Each student has a ball in an area defined by cones or lines. Students will dribble the ball in different ways to see which is best for basketball. The students will start off by patting the ball with the palm of their hand, use their elbow, push the ball into the ground with their knuckles, use the underneath of their hand and finally push the ball down using their fingertips. The coach can ask the students if they noticed a difference and which technique is best. (The correct technique is to push the ball to the ground using your fingertips as you have the most control over the ball.) The next step is to decide how high we need to be dribbling the ball; as high as their knees, their nose and then finally their waist. Again, ask the students which one is the best. (The correct technique is waist height). The students practice dribbling the ball with their fingertips, at waist height and then repeat with non-dominant hand. Add in extra variations of dribbling; switching from hand to hand, dribbling behind their back, between their legs etc.

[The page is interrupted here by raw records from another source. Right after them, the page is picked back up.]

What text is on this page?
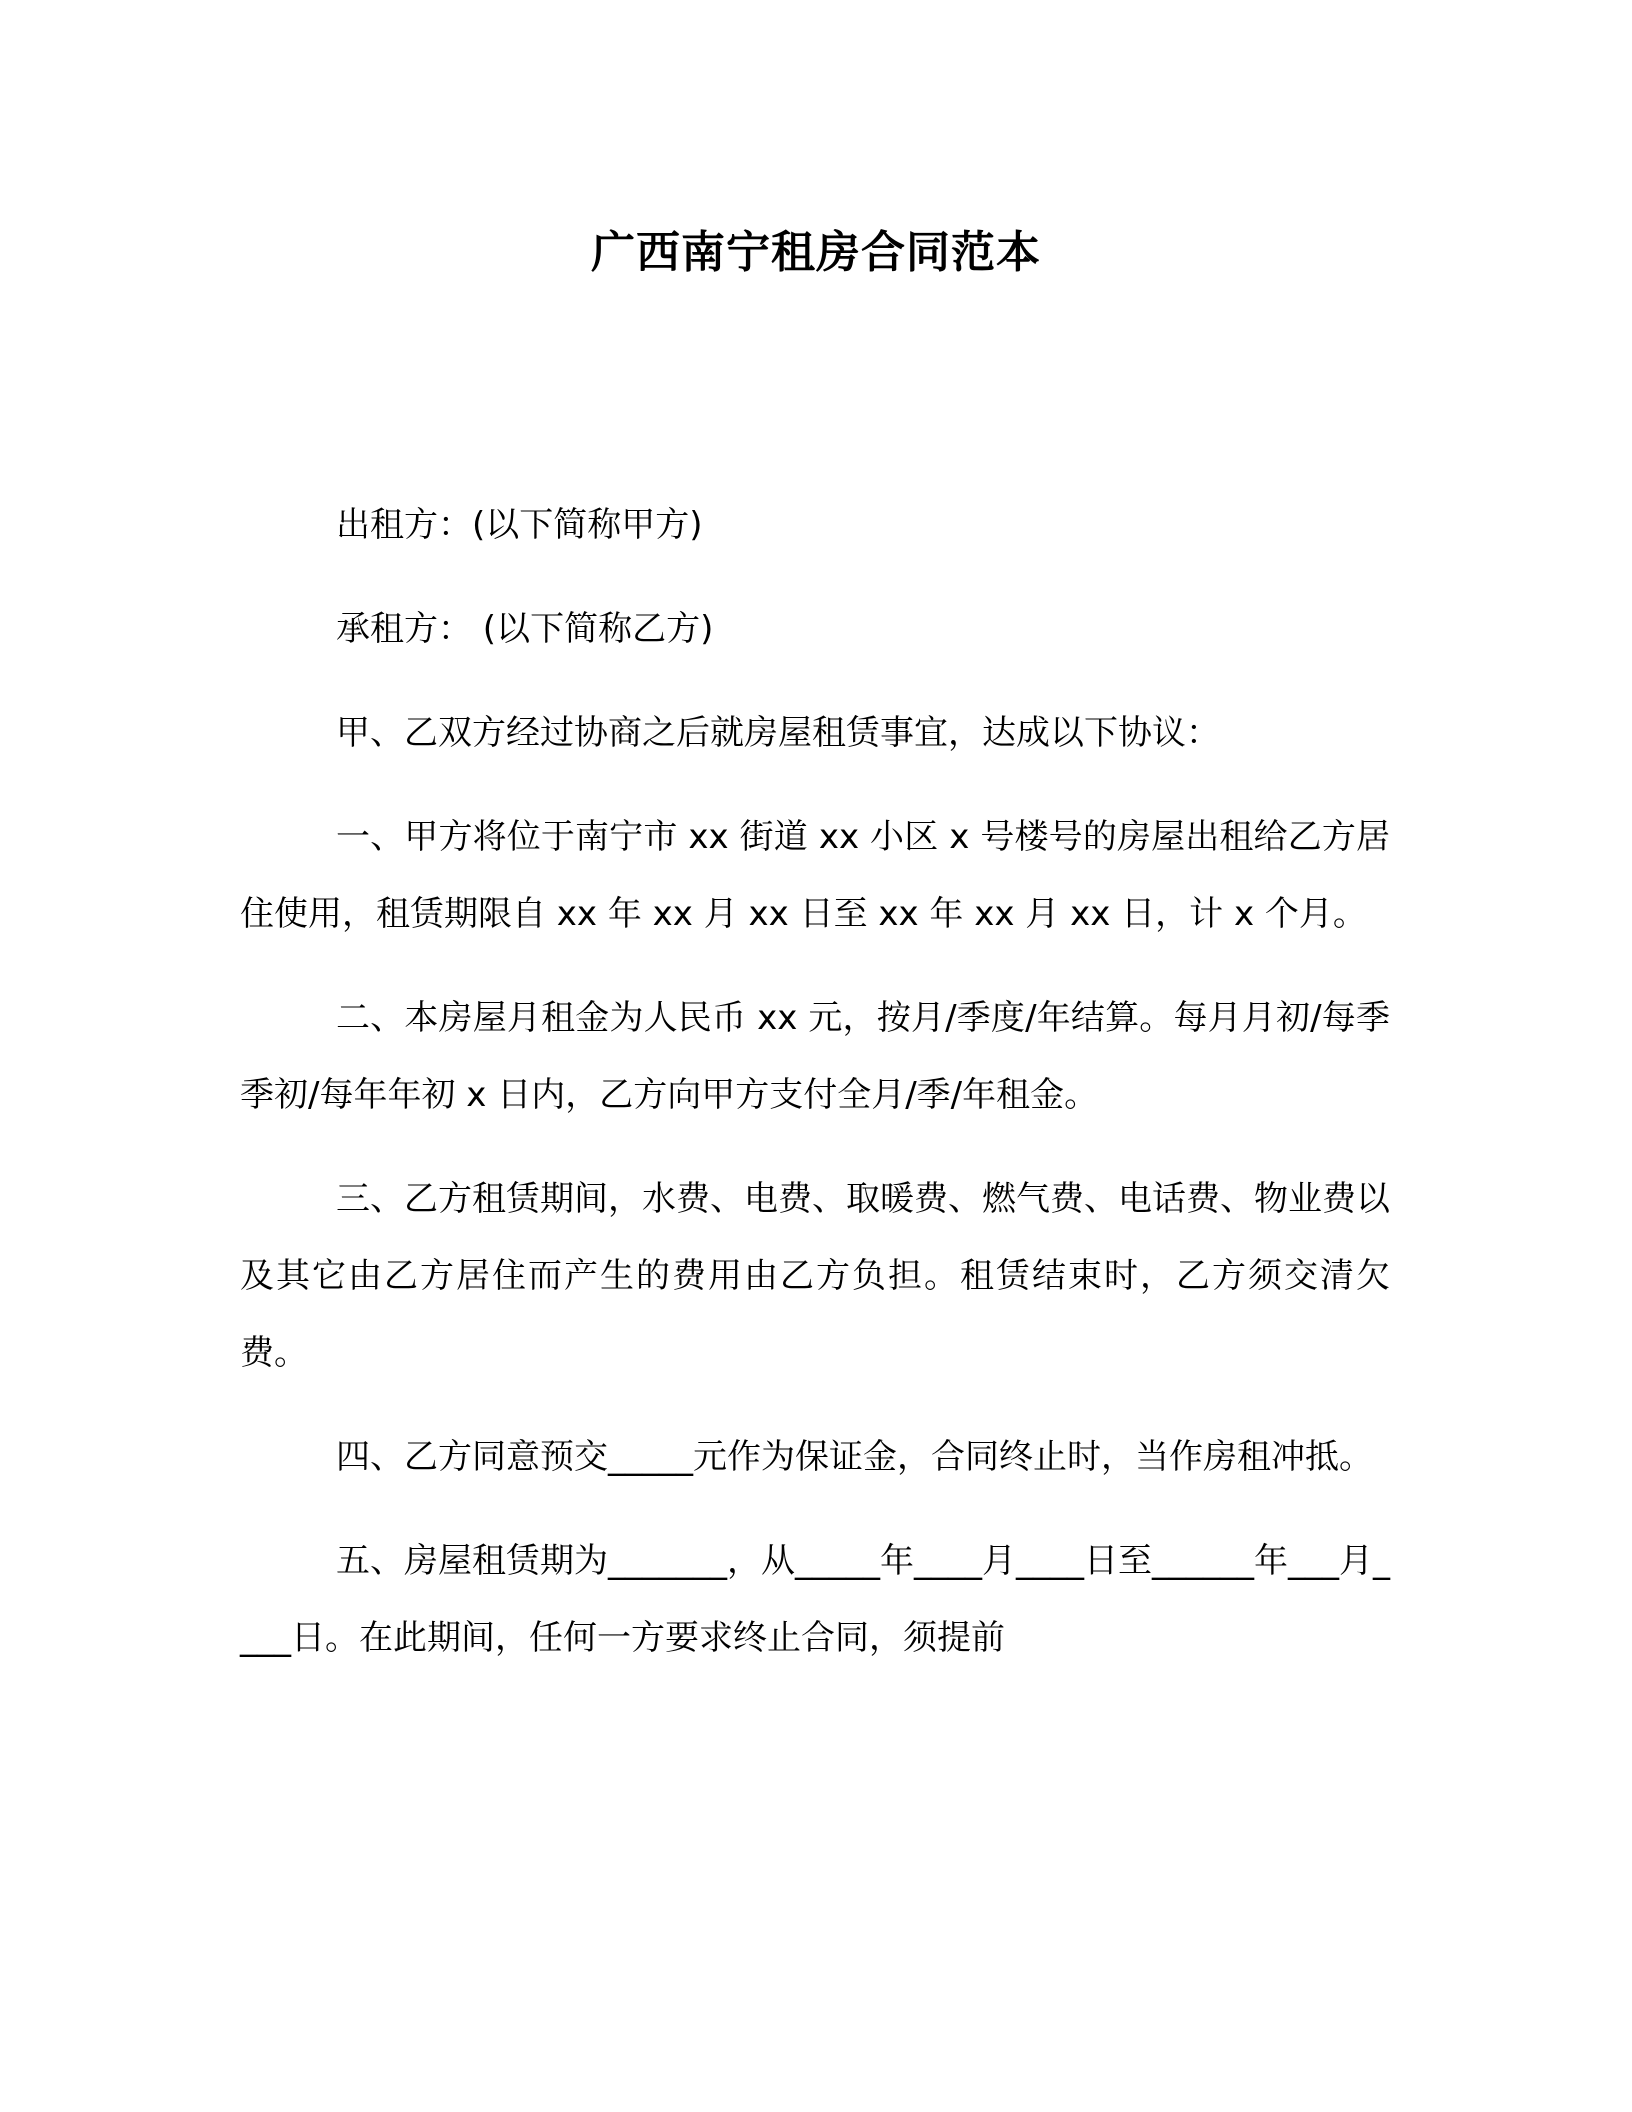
广西南宁租房合同范本

出租方：(以下简称甲方)

承租方： (以下简称乙方)

甲、乙双方经过协商之后就房屋租赁事宜，达成以下协议：

一、甲方将位于南宁市 xx 街道 xx 小区 x 号楼号的房屋出租给乙方居住使用，租赁期限自 xx 年 xx 月 xx 日至 xx 年 xx 月 xx 日，计 x 个月。

二、本房屋月租金为人民币 xx 元，按月/季度/年结算。每月月初/每季季初/每年年初 x 日内，乙方向甲方支付全月/季/年租金。

三、乙方租赁期间，水费、电费、取暖费、燃气费、电话费、物业费以及其它由乙方居住而产生的费用由乙方负担。租赁结束时，乙方须交清欠费。

四、乙方同意预交_____元作为保证金，合同终止时，当作房租冲抵。

五、房屋租赁期为_______，从_____年____月____日至______年___月____日。在此期间，任何一方要求终止合同，须提前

Players each have a basketball and dribble it inside a given area. The aim of the game is to protect their own basketball, while trying to knock other players basketballs away from them. Each player starts with 10 points. Players will lose points if another player knocks their basketball away, or if players lose control and their basketball bounces beyond the playing boundary. If a student knocks another students basketball away, they will gain a 1 point. The winner is the player left with the most points.
To make this activity harder for students, the coach can minimise the space this activity is played in, reduce the amount of points given at the start of each round (e.g. 5, 3) or can have a knockout round where players only start with 1 point, as soon as this point is lost they have been eliminated from the game (can no longer gain a point for knocking other players basketball). The player left at the end (last student standing) will be the winner.
Time limit, bigger/smaller area
In this game there is one team of attackers, made up of 4 students and another team, the defenders, who have 2 students. The attackers start with the ball at one end of the playing area and try to score a point, by passing the basketball (no dribbling) amongst their team and land the basketball in a hoola hoop at the other end of the playing area. The defenders are trying to stop the attackers from scoring and if they manage to steal the ball, then the defenders will get a point for their team. If the defenders steal the ball OR if the attackers score a basket, one of the defenders will dribble the ball back and place it on the ground at the starting spot. When the coach blows the whistle the two defenders will swap and become attackers. One more round will be completed so that each student has had a turn at being both the attackers and defenders.
If there is time at the end you can add in dribbling for the attacking team. The coach can limit the amount of bounces an attacking player does with the ball (x3 -5 bounces) so they then have to pass and utilise team mates that are moving into space.
Only allow passing with no dribbling. Add or take away dribbles allowed.
Use a softer ball that is easier to catch.